In Arkansas Teacher Retirement System v. Caiafa (Del. 2010) 996 A.2d 321, the objector (TRS) objected to the proposed settlement based on the failure of that settlement to recognize any value in the objector's shareholder derivative claims on behalf of Countrywide in the then pending California federal district court action. The objector also argued that part of the consideration for the merger should be placed in a constructive trust to protect the value of its derivative claims. Arkansas Teacher held that the trial court had properly denied the objection and approved the settlement. (996 A.2d at p. 322.) Arkansas Teacher held: "The Vice Chancellor appropriately denied the objection, because Delaware corporate fiduciary law does not require directors to value or preserve piecemeal assets in a merger setting, and TRS failed to show a likelihood of prevailing on the merits of its claims.
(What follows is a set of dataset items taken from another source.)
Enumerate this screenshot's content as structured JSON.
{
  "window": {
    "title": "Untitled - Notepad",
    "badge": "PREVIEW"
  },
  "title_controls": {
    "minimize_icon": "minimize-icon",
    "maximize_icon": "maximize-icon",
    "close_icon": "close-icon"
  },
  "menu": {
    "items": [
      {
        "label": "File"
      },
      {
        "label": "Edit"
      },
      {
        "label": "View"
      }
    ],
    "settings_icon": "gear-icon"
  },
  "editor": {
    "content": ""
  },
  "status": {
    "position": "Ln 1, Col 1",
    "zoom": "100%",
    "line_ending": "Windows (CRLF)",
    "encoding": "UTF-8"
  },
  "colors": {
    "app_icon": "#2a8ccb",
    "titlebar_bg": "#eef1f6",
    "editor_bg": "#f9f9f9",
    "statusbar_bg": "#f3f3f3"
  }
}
Therefore, we affirm the Vice Chancellor's decision on the basis of the reasons in his opinion." (Arkansas Teacher, supra, 996 A.2d at p. 322.) Arkansas Teacher also stated in dicta that the objector's allegations of fraudulent conduct by Countrywide directors "suggest a potential relationship between the directors' alleged premerger fraudulent conduct and the rapidly and severely depressed stock price on which the merger consideration was based." (Arkansas Teacher, supra, 996 A.2d at p. 322.)